Но директор поднажал и вырвался на перрон. Бывший арестант сильно отстал теперь. Он еще вопил что-то вдогонку. Однако ему скоро стало ясно, что сделка не состоится…
Крякин с облегчением вскочил на подножку вагона: через три минуты поезд должен был увезти директора отсюда. Неожиданное испытание осталось позади… Вот только мысли о гибели всего рыбного населения в чистой речке тревожили теперь Крякина. Но это ненадолго: наш директор привык уже к таким думам и соображениям. Не впервой!
МЫЛЬНЫЙ ПУЗЫРЬ
— Привет, Василий Павлович! Слыхали, какая сейчас — хе-хе-хе! история вышла?
— Нет, а что?
— Хе-хе-хе… умора, ей-богу… Значит, вышел наш управляющий сей минут на улицу. Хорошо. А сами знаете — гололедица нынче — будь здоров… Вот управляющий сделал шаг и поскользнулся… Да… Поскользнулся, инстинктивно, знаете ли, взмахнул рукой для равновесия… хе-хе-хе…
— Не вижу ничего смешного.
— Обождите, хе-хе-хе! Еще увидите! Да… Взмахнул, значит, он рукою и ка-ак нашего Карпентьева — ну, из строительного отдела — ка-ак ударит по шее… наотмашь этак… умора, хе-хе-хе!..
— Вот это — да! Ну, а Карпентьев — что?
— Карпентьев — что? Он себе стоит разговаривает там с кем-то, вдруг бац! — получает по шее! Карпентьев поворачивается и видит: это его ударил сам управляющий!.. Хо-хо-хо! Умора ведь — правда?
— Да-да-да… А управляющий — что?
— Управляющий — известно что: «Извините, говорит, товарищ Карпентьев, что я вас нечаянно задел»… Куда же вы, Василий Павлович?!
— Я извиняюсь: тороплюсь… Очень тороплюсь… Другой раз договорим…
— Вот чудак, ей-богу… Побежал, словно ненормальный…
— Анне Никаноровне — наше уважение.
— Привет, Василий Павлович…
— Слыхали, Анна Никаноровна, что у нас в конторе делается?
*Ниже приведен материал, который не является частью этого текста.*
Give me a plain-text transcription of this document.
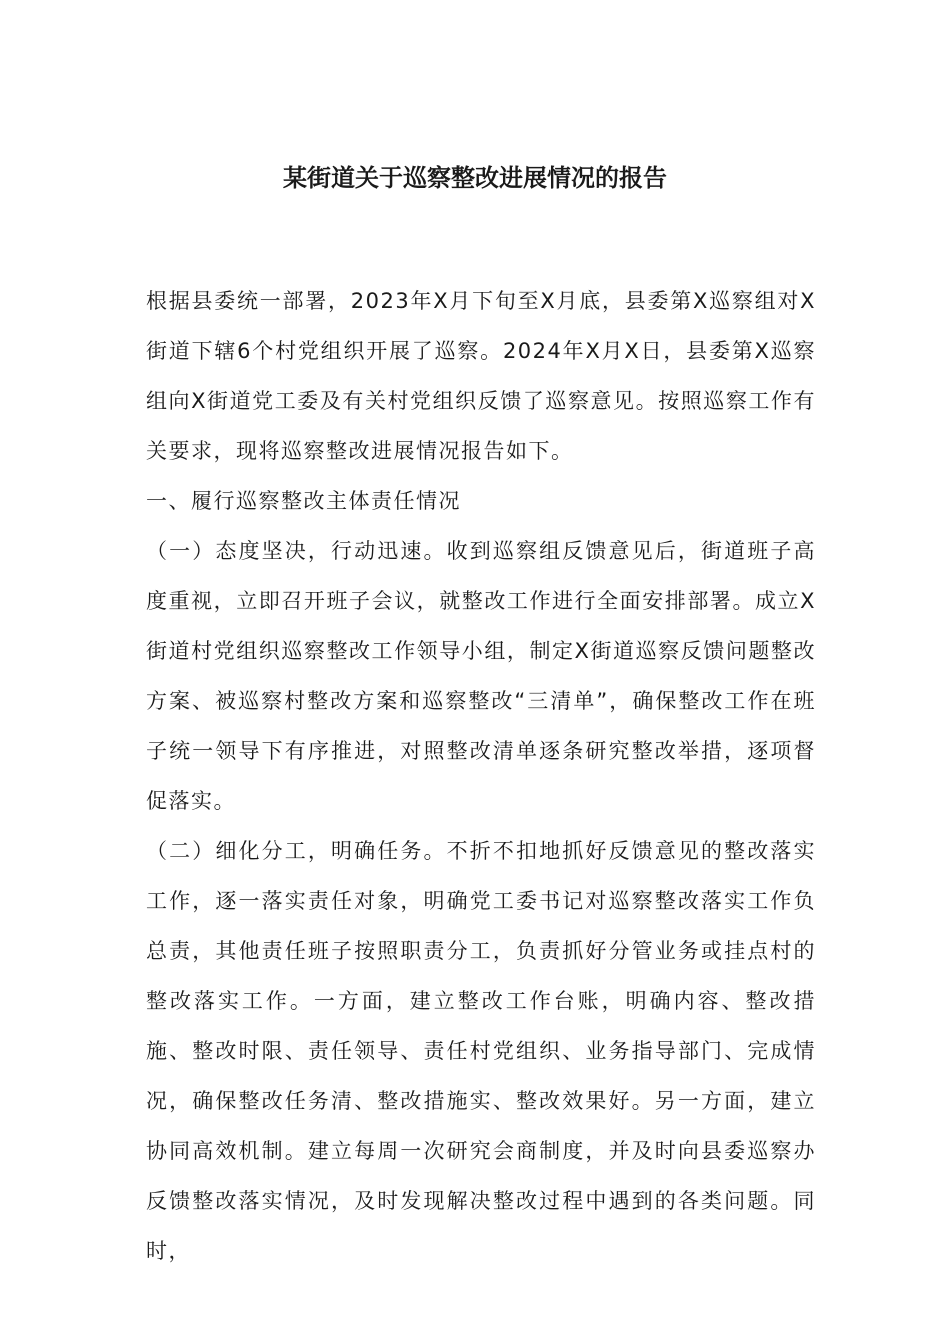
某街道关于巡察整改进展情况的报告

根据县委统一部署，2023年X月下旬至X月底，县委第X巡察组对X街道下辖6个村党组织开展了巡察。2024年X月X日，县委第X巡察组向X街道党工委及有关村党组织反馈了巡察意见。按照巡察工作有关要求，现将巡察整改进展情况报告如下。

一、履行巡察整改主体责任情况

（一）态度坚决，行动迅速。收到巡察组反馈意见后，街道班子高度重视，立即召开班子会议，就整改工作进行全面安排部署。成立X街道村党组织巡察整改工作领导小组，制定X街道巡察反馈问题整改方案、被巡察村整改方案和巡察整改“三清单”，确保整改工作在班子统一领导下有序推进，对照整改清单逐条研究整改举措，逐项督促落实。

（二）细化分工，明确任务。不折不扣地抓好反馈意见的整改落实工作，逐一落实责任对象，明确党工委书记对巡察整改落实工作负总责，其他责任班子按照职责分工，负责抓好分管业务或挂点村的整改落实工作。一方面，建立整改工作台账，明确内容、整改措施、整改时限、责任领导、责任村党组织、业务指导部门、完成情况，确保整改任务清、整改措施实、整改效果好。另一方面，建立协同高效机制。建立每周一次研究会商制度，并及时向县委巡察办反馈整改落实情况，及时发现解决整改过程中遇到的各类问题。同时，
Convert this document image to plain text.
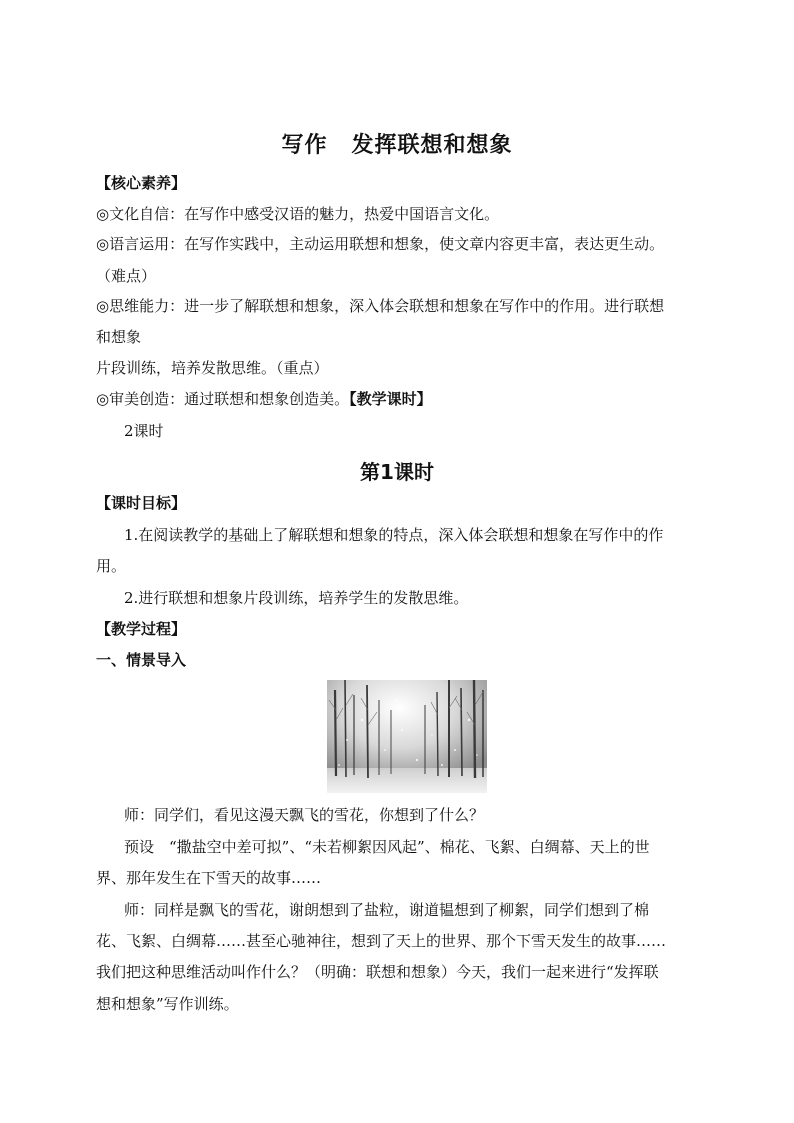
写作 发挥联想和想象
【核心素养】
◎文化自信：在写作中感受汉语的魅力，热爱中国语言文化。
◎语言运用：在写作实践中，主动运用联想和想象，使文章内容更丰富，表达更生动。
（难点）
◎思维能力：进一步了解联想和想象，深入体会联想和想象在写作中的作用。进行联想
和想象
片段训练，培养发散思维。（重点）
◎审美创造：通过联想和想象创造美。【教学课时】
2课时
第1课时
【课时目标】
1.在阅读教学的基础上了解联想和想象的特点，深入体会联想和想象在写作中的作
用。
2.进行联想和想象片段训练，培养学生的发散思维。
【教学过程】
一、情景导入
师：同学们，看见这漫天飘飞的雪花，你想到了什么？
预设　“撒盐空中差可拟”、“未若柳絮因风起”、棉花、飞絮、白绸幕、天上的世
界、那年发生在下雪天的故事……
师：同样是飘飞的雪花，谢朗想到了盐粒，谢道韫想到了柳絮，同学们想到了棉
花、飞絮、白绸幕……甚至心驰神往，想到了天上的世界、那个下雪天发生的故事……
我们把这种思维活动叫作什么？（明确：联想和想象）今天，我们一起来进行“发挥联
想和想象”写作训练。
Управляющий наш — хорош, голубчик: только что вот собственноручно избил на улице Карпентьева из строительного отдела!
— Позвольте, как это «избил»?
— А так. Подошел и — по шее его, по шее, по шее!..
— Ай-ай-ай! За что же?
— Думаю, за выступление на активе. Карпентьев, помните, позволил себе критиковать наш баланс. А управляющий не такой человек, чтобы примириться с критикой… Ну, выбрал, значит, момент, подошел и… в общем, рассчитался!
— Какое безобразие! Вот вам — демократия! И куда только местком смотрит?!
— Местко-ом?.. Ну, знаете ли, наш местком вообще всегда будет поддерживать руку управляющего, даже когда она наносит удары в буквальном смысле… Пока мы с вами не перевыберем этого подхалима Ступицына, так оно и пойдет дальше.
— Местком, говорите, будет поддерживать?
— Безусловно. Ну, я пошел, мне некогда… Пока.
— Елизавета Корнеевна, вы слышали, как они с ним расправились?
— Кто с кем?
— Ах, вы ничего не знаете?! Мне сейчас рассказал Василий Павлович Трухин: оказывается, наш управляющий накинулся на Карпентьева из строительного отдела и нанес ему побои. А председатель месткома — этот ваш любимец Ступицын — стоял тут же и еще, знаете ли, от себя наподдал. «Это, говорит, тебе за критику управляющего, это — за нападки на местком!» Так они вдвоем разделали Карпентьева, что у него на шее, на спине, на боках живого места не осталось!
— Какой кошмар! И неужели Карпентьев ничего не мог сделать?
— Я думаю, что он пытался сопротивляться. Тем более вы же знаете: Карпентьев всегда ходит с палкой… Но тут, можно сказать, двое против одного… Он замахнулся палкой раз, замахнулся — другой, а потом все-таки они с ним совладали.